Adem Güneş, cam fanusun içinde internet veya televizyon karşısında "embesil bir yaşam" sürdürdüğünü söylediği günümüz çocuklarının, korkularından arınması için "doğal ve sade bir hayat" öneriyor. Doğal ve sade bir hayat derken kastettiği ise kedi köpek beslemek, hayvanat bahçesine gitmek, tatilde-bayramlarda otelde konaklamak yerine gerçek bir yaşamı gözlemleyebileceği yerlere gitmek... Güneş: "Karınca, kedi, inek gibi zararsız hayvanlardan korkan çocukları köye götürün." diyor.
Çocukları akıl sağlığı bozuk köpeklerle değil, sevimli köpeklerle tanıştırın
Hayvanat bahçesi hiç şüphesiz çocukların birçok hayvanı görebileceği yerler.
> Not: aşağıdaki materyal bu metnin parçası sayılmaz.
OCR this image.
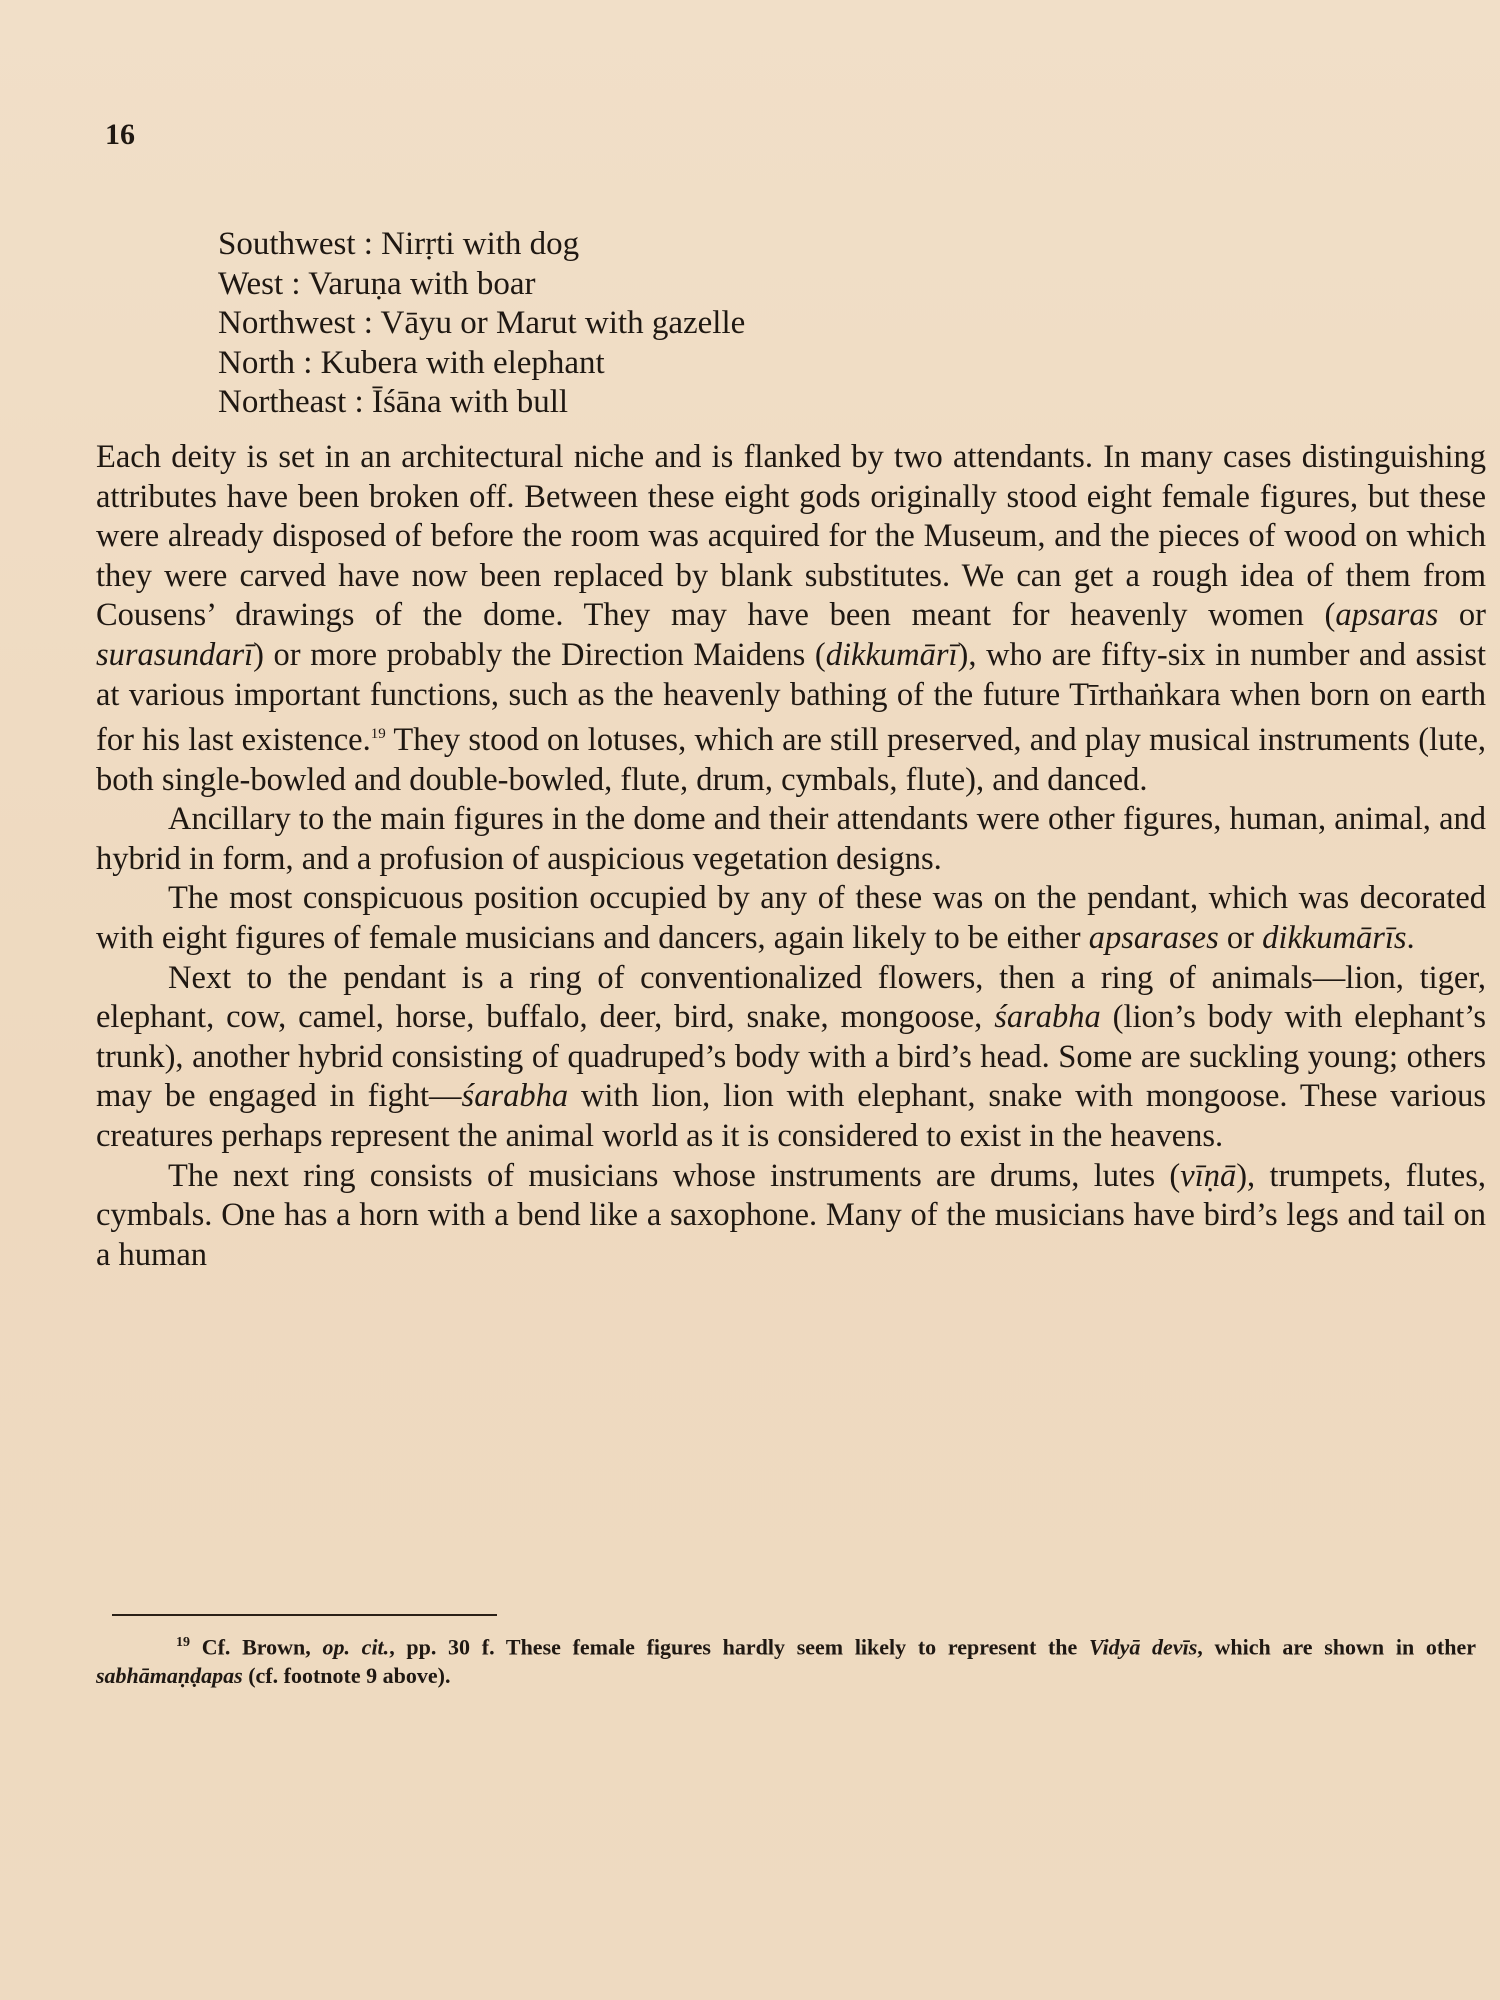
16

Southwest : Nirṛti with dog
West : Varuṇa with boar
Northwest : Vāyu or Marut with gazelle
North : Kubera with elephant
Northeast : Īśāna with bull

Each deity is set in an architectural niche and is flanked by two attendants. In many cases distinguishing attributes have been broken off. Between these eight gods originally stood eight female figures, but these were already disposed of before the room was acquired for the Museum, and the pieces of wood on which they were carved have now been replaced by blank substitutes. We can get a rough idea of them from Cousens’ drawings of the dome. They may have been meant for heavenly women (apsaras or surasundarī) or more probably the Direction Maidens (dikkumārī), who are fifty-six in number and assist at various important functions, such as the heavenly bathing of the future Tīrthaṅkara when born on earth for his last existence.$^{19}$ They stood on lotuses, which are still preserved, and play musical instruments (lute, both single-bowled and double-bowled, flute, drum, cymbals, flute), and danced.

Ancillary to the main figures in the dome and their attendants were other figures, human, animal, and hybrid in form, and a profusion of auspicious vegetation designs.

The most conspicuous position occupied by any of these was on the pendant, which was decorated with eight figures of female musicians and dancers, again likely to be either apsarases or dikkumārīs.

Next to the pendant is a ring of conventionalized flowers, then a ring of animals—lion, tiger, elephant, cow, camel, horse, buffalo, deer, bird, snake, mongoose, śarabha (lion’s body with elephant’s trunk), another hybrid consisting of quadruped’s body with a bird’s head. Some are suckling young; others may be engaged in fight—śarabha with lion, lion with elephant, snake with mongoose. These various creatures perhaps represent the animal world as it is considered to exist in the heavens.

The next ring consists of musicians whose instruments are drums, lutes (vīṇā), trumpets, flutes, cymbals. One has a horn with a bend like a saxophone. Many of the musicians have bird’s legs and tail on a human

$^{19}$ Cf. Brown, op. cit., pp. 30 f. These female figures hardly seem likely to represent the Vidyā devīs, which are shown in other sabhāmaṇḍapas (cf. footnote 9 above).
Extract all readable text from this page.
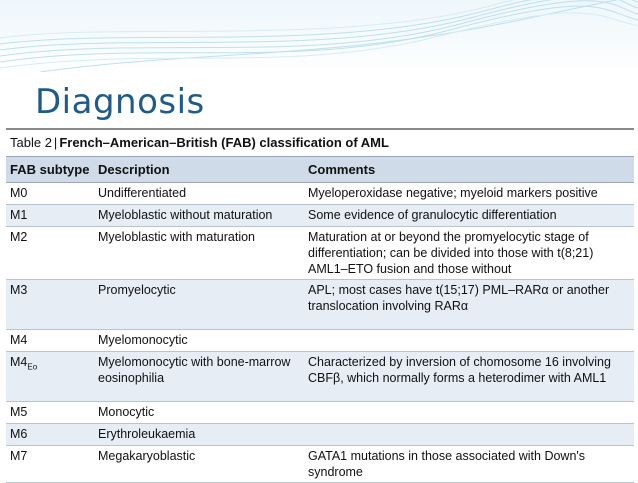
Diagnosis
Table 2 | French–American–British (FAB) classification of AML
FAB subtype	Description	Comments
M0	Undifferentiated	Myeloperoxidase negative; myeloid markers positive
M1	Myeloblastic without maturation	Some evidence of granulocytic differentiation
M2	Myeloblastic with maturation	Maturation at or beyond the promyelocytic stage of differentiation; can be divided into those with t(8;21) AML1–ETO fusion and those without
M3	Promyelocytic	APL; most cases have t(15;17) PML–RARα or another translocation involving RARα
M4	Myelomonocytic	
$M4_{Eo}$	Myelomonocytic with bone-marrow eosinophilia	Characterized by inversion of chomosome 16 involving CBFβ, which normally forms a heterodimer with AML1
M5	Monocytic	
M6	Erythroleukaemia	
M7	Megakaryoblastic	GATA1 mutations in those associated with Down's syndrome
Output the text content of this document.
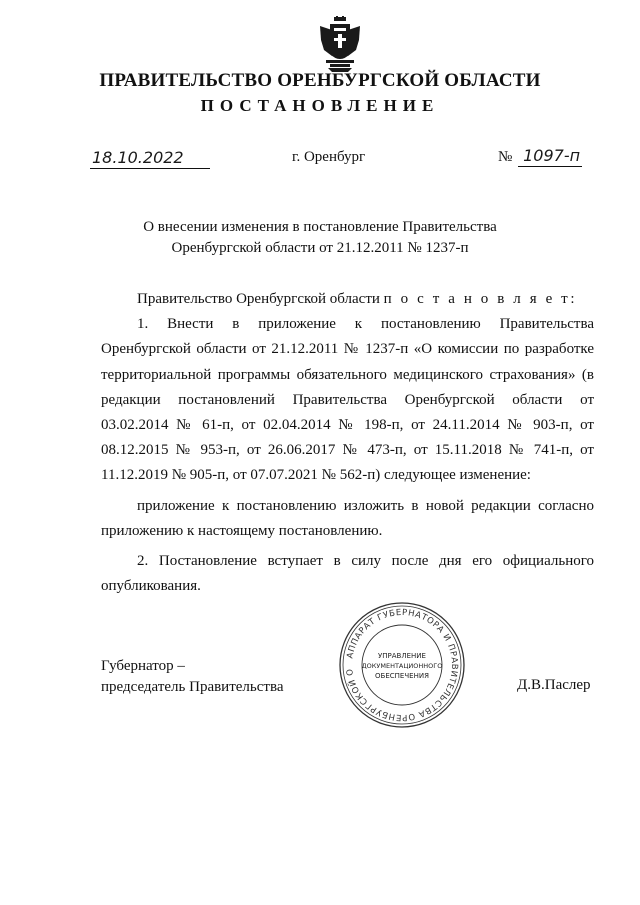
ПРАВИТЕЛЬСТВО ОРЕНБУРГСКОЙ ОБЛАСТИ
ПОСТАНОВЛЕНИЕ
18.10.2022	г. Оренбург	№ 1097-п
О внесении изменения в постановление Правительства
Оренбургской области от 21.12.2011 № 1237-п

Правительство Оренбургской области п о с т а н о в л я е т:

1. Внести в приложение к постановлению Правительства Оренбургской области от 21.12.2011 № 1237-п «О комиссии по разработке территориальной программы обязательного медицинского страхования» (в редакции постановлений Правительства Оренбургской области от 03.02.2014 № 61-п, от 02.04.2014 № 198-п, от 24.11.2014 № 903-п, от 08.12.2015 № 953-п, от 26.06.2017 № 473-п, от 15.11.2018 № 741-п, от 11.12.2019 № 905-п, от 07.07.2021 № 562-п) следующее изменение:

приложение к постановлению изложить в новой редакции согласно приложению к настоящему постановлению.

2. Постановление вступает в силу после дня его официального опубликования.

Губернатор –
председатель Правительства	Д.В.Паслер
АППАРАТ ГУБЕРНАТОРА И ПРАВИТЕЛЬСТВА ОРЕНБУРГСКОЙ О
УПРАВЛЕНИЕ
ДОКУМЕНТАЦИОННОГО
ОБЕСПЕЧЕНИЯ
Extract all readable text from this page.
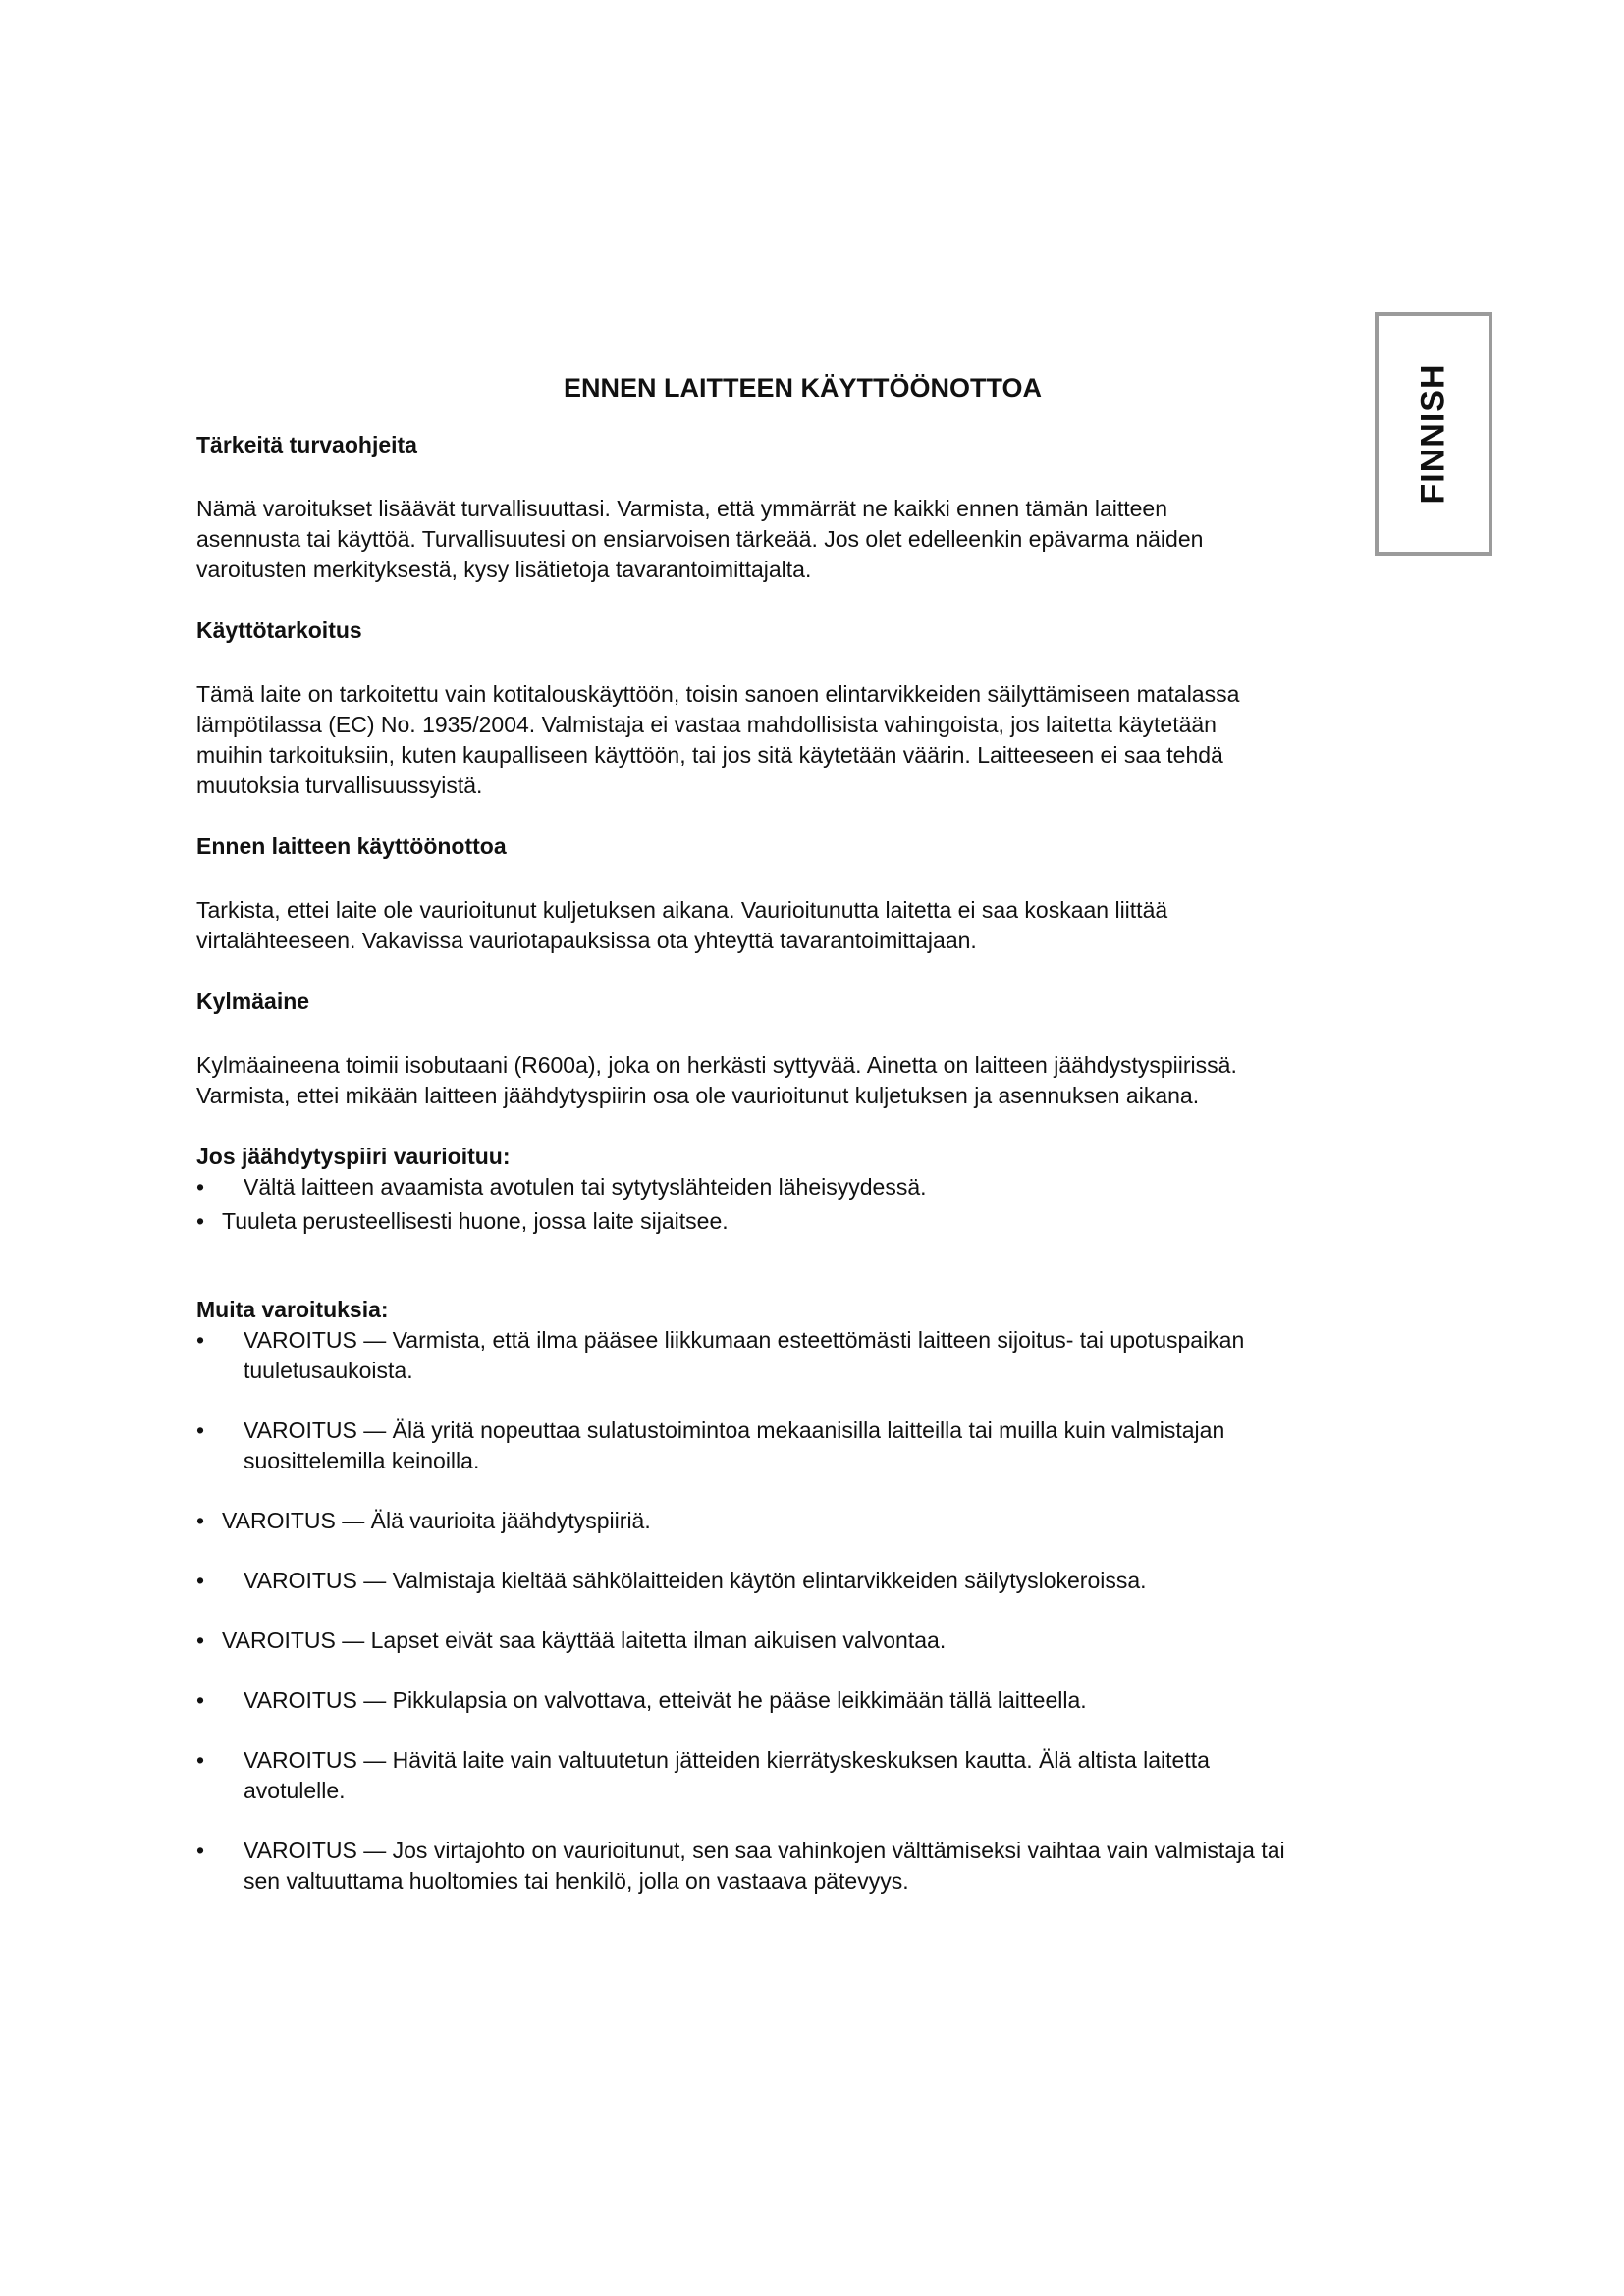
FINNISH
ENNEN LAITTEEN KÄYTTÖÖNOTTOA
Tärkeitä turvaohjeita

Nämä varoitukset lisäävät turvallisuuttasi. Varmista, että ymmärrät ne kaikki ennen tämän laitteen
asennusta tai käyttöä. Turvallisuutesi on ensiarvoisen tärkeää. Jos olet edelleenkin epävarma näiden
varoitusten merkityksestä, kysy lisätietoja tavarantoimittajalta.

Käyttötarkoitus

Tämä laite on tarkoitettu vain kotitalouskäyttöön, toisin sanoen elintarvikkeiden säilyttämiseen matalassa
lämpötilassa (EC) No. 1935/2004. Valmistaja ei vastaa mahdollisista vahingoista, jos laitetta käytetään
muihin tarkoituksiin, kuten kaupalliseen käyttöön, tai jos sitä käytetään väärin. Laitteeseen ei saa tehdä
muutoksia turvallisuussyistä.

Ennen laitteen käyttöönottoa

Tarkista, ettei laite ole vaurioitunut kuljetuksen aikana. Vaurioitunutta laitetta ei saa koskaan liittää
virtalähteeseen. Vakavissa vauriotapauksissa ota yhteyttä tavarantoimittajaan.

Kylmäaine

Kylmäaineena toimii isobutaani (R600a), joka on herkästi syttyvää. Ainetta on laitteen jäähdystyspiirissä.
Varmista, ettei mikään laitteen jäähdytyspiirin osa ole vaurioitunut kuljetuksen ja asennuksen aikana.

Jos jäähdytyspiiri vaurioituu:
•	Vältä laitteen avaamista avotulen tai sytytyslähteiden läheisyydessä.
• Tuuleta perusteellisesti huone, jossa laite sijaitsee.
Muita varoituksia:
•	VAROITUS — Varmista, että ilma pääsee liikkumaan esteettömästi laitteen sijoitus- tai upotuspaikan
tuuletusaukoista.
•	VAROITUS — Älä yritä nopeuttaa sulatustoimintoa mekaanisilla laitteilla tai muilla kuin valmistajan
suosittelemilla keinoilla.
• VAROITUS — Älä vaurioita jäähdytyspiiriä.
•	VAROITUS — Valmistaja kieltää sähkölaitteiden käytön elintarvikkeiden säilytyslokeroissa.
• VAROITUS — Lapset eivät saa käyttää laitetta ilman aikuisen valvontaa.
•	VAROITUS — Pikkulapsia on valvottava, etteivät he pääse leikkimään tällä laitteella.
•	VAROITUS — Hävitä laite vain valtuutetun jätteiden kierrätyskeskuksen kautta. Älä altista laitetta
avotulelle.
•	VAROITUS — Jos virtajohto on vaurioitunut, sen saa vahinkojen välttämiseksi vaihtaa vain valmistaja tai
sen valtuuttama huoltomies tai henkilö, jolla on vastaava pätevyys.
Fakat burada demir parmaklıklar arkasındaki hayvanları görmeleri korkularıyla yüzleşmeleri için yeterli değil. Doğal yaşamın olduğu yerlerde mesela köylerde, evin önüne yatmış bir köpeği, bahçede otlayan inekleri, deredeki kurbağaları, tarladaki karınca yuvasını görmesi hayvanların da insanlarla birlikte yaşayan zararsız varlıklar olduğu algısını zihnine yerleştirir. Pedagog Adem Güneş, köylerdeki köpeklerin çocuklara saldırmadığını hatırlatıyor. Zaten bu normal ve sağlıklı köpeklerin karakteristik özelliğiymiş. Şehirde çocuklara saldıran köpekler ise Güneş'e göre "akıl sağlığı ve DNA'sı bozulmuş" köpekler.